U.S. President George W. Bush is considering new economic initiatives to go along with a possible increase in troops to help stabilize Iraq, at a time when he puts the finishing touches on his revised Iraq plan, The Washington Post reported on Friday.
Among the steps being considered are short-term jobs and loan programs aimed at winning back the waning local support for the U. S. presence in Iraq, the newspaper quoted officials familiar with the administration's review as saying.
Officials said economic and political issues were among the key elements discussed on Thursday when Bush met with his top national security advisers to discuss the situation in Iraq, and the ideas were described as part of a classic effort to quell an insurgency through a combination of economic, political and military means.
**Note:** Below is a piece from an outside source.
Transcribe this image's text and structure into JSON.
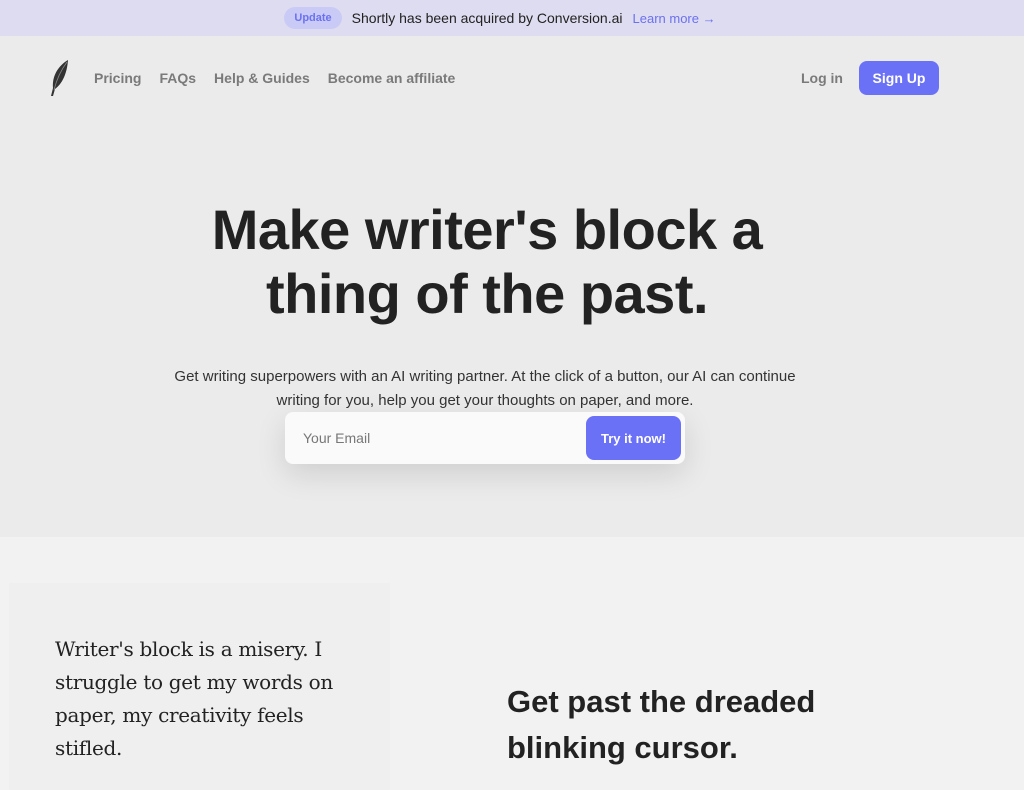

The economic package now on the table focuses on three elements, and is separate from the long-term jobs-creation program being promoted by the U.S. military, the report said.
One element, traditionally linked to a counterinsurgency strategy, is to follow up any military sweep with a short-term work program that would immediately hire people in the neighborhood to clear up trash or do other small civil-affairs jobs.
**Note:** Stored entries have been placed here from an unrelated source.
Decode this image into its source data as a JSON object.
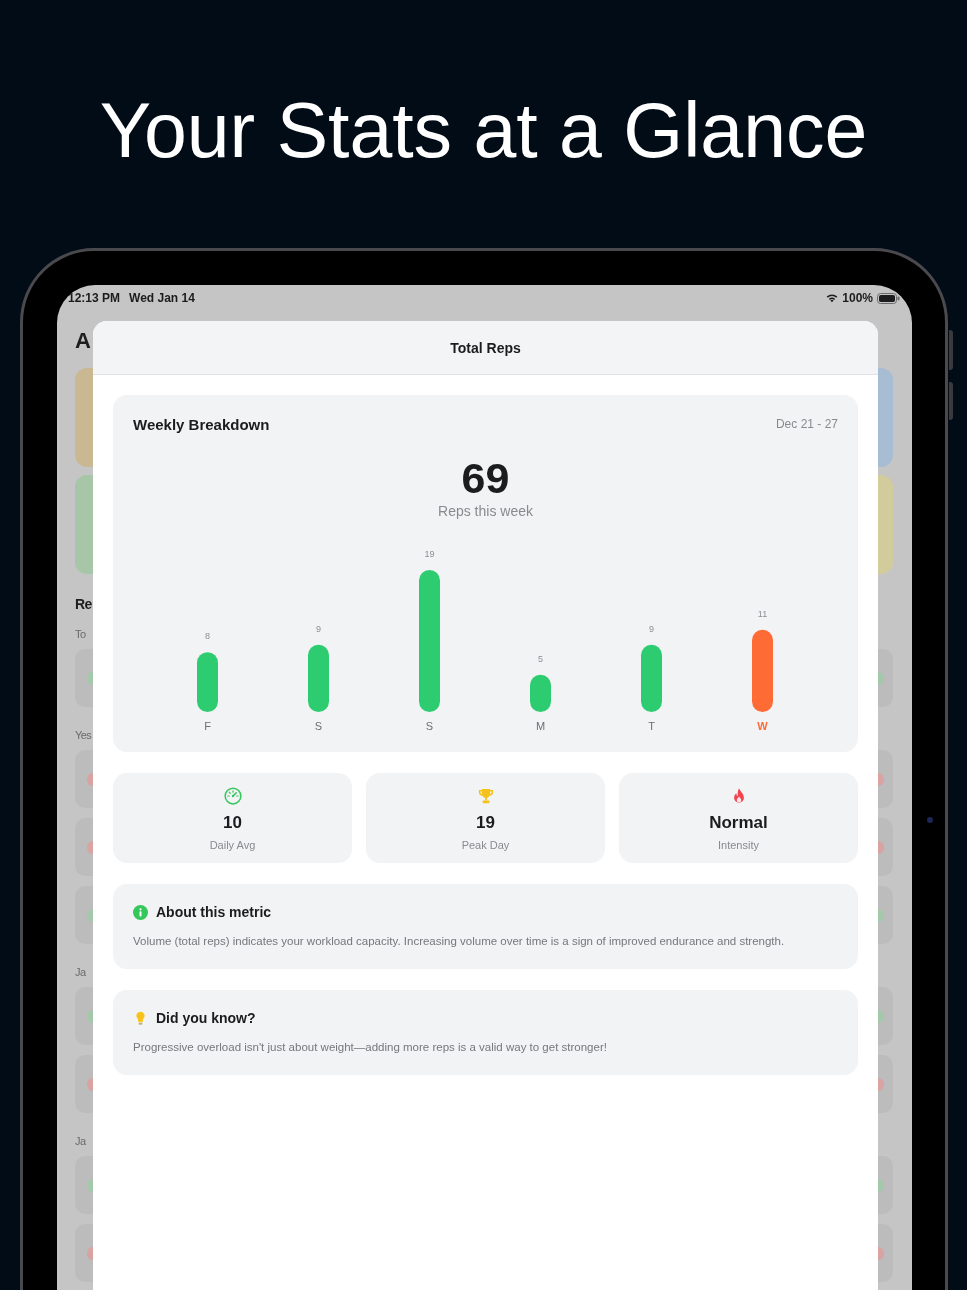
{
  "headline": "Your Stats at a Glance",
  "status_bar": {
    "time": "12:13 PM",
    "date": "Wed Jan 14",
    "battery": "100%"
  },
  "background_app": {
    "rows": [
      {
        "kind": "title",
        "text": "A"
      },
      {
        "kind": "cards",
        "left": {
          "color": "#cab893"
        },
        "right": {
          "color": "#a6bdd3"
        }
      },
      {
        "kind": "cards",
        "left": {
          "color": "#a7c5a7"
        },
        "right": {
          "color": "#d2cb9b"
        }
      },
      {
        "kind": "heading",
        "text": "Re"
      },
      {
        "kind": "label",
        "text": "To"
      },
      {
        "kind": "entry",
        "left": {
          "color": "#a3c9aa"
        },
        "right": {
          "color": "#a3c9aa"
        }
      },
      {
        "kind": "label",
        "text": "Yes"
      },
      {
        "kind": "entry",
        "left": {
          "color": "#d8a3a1"
        },
        "right": {
          "color": "#d8a3a1"
        }
      },
      {
        "kind": "entry",
        "left": {
          "color": "#d8a3a1"
        },
        "right": {
          "color": "#d8a3a1"
        }
      },
      {
        "kind": "entry",
        "left": {
          "color": "#a3c9aa"
        },
        "right": {
          "color": "#a3c9aa"
        }
      },
      {
        "kind": "label",
        "text": "Ja"
      },
      {
        "kind": "entry",
        "left": {
          "color": "#a3c9aa"
        },
        "right": {
          "color": "#a3c9aa"
        }
      },
      {
        "kind": "entry",
        "left": {
          "color": "#d8a3a1"
        },
        "right": {
          "color": "#d8a3a1"
        }
      },
      {
        "kind": "label",
        "text": "Ja"
      },
      {
        "kind": "entry",
        "left": {
          "color": "#a3c9aa"
        },
        "right": {
          "color": "#a3c9aa"
        }
      },
      {
        "kind": "entry",
        "left": {
          "color": "#d8a3a1"
        },
        "right": {
          "color": "#d8a3a1"
        }
      }
    ]
  },
  "sheet": {
    "title": "Total Reps",
    "weekly": {
      "title": "Weekly Breakdown",
      "range": "Dec 21 - 27",
      "total": "69",
      "total_label": "Reps this week",
      "chart_data": {
        "type": "bar",
        "categories": [
          "F",
          "S",
          "S",
          "M",
          "T",
          "W"
        ],
        "series": [
          {
            "color": "#2ecc71",
            "values": [
              8,
              9,
              19,
              5,
              9,
              null
            ]
          },
          {
            "color": "#ff6b35",
            "values": [
              null,
              null,
              null,
              null,
              null,
              11
            ]
          }
        ],
        "stacked": true,
        "data_labels": true
      }
    },
    "stats": [
      {
        "kind": "gauge",
        "value": "10",
        "label": "Daily Avg"
      },
      {
        "kind": "trophy",
        "value": "19",
        "label": "Peak Day"
      },
      {
        "kind": "flame",
        "value": "Normal",
        "label": "Intensity"
      }
    ],
    "notes": [
      {
        "kind": "info",
        "title": "About this metric",
        "text": "Volume (total reps) indicates your workload capacity. Increasing volume over time is a sign of improved endurance and strength."
      },
      {
        "kind": "tip",
        "title": "Did you know?",
        "text": "Progressive overload isn't just about weight—adding more reps is a valid way to get stronger!"
      }
    ]
  }
}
The second part would be a micro-loan program -- involving modest loans to help individuals get businesses going -- to generate new economic activity in poor neighborhoods. Unemployment is worse today than during the rule of Saddam Hussein, Iraq's ousted leader, the report said.
The third part of the package, which has been developed in part by the Treasury Department, would review dormant state-owned industries to try and determine which ones are economically viable and worth reopening, according to the newspaper.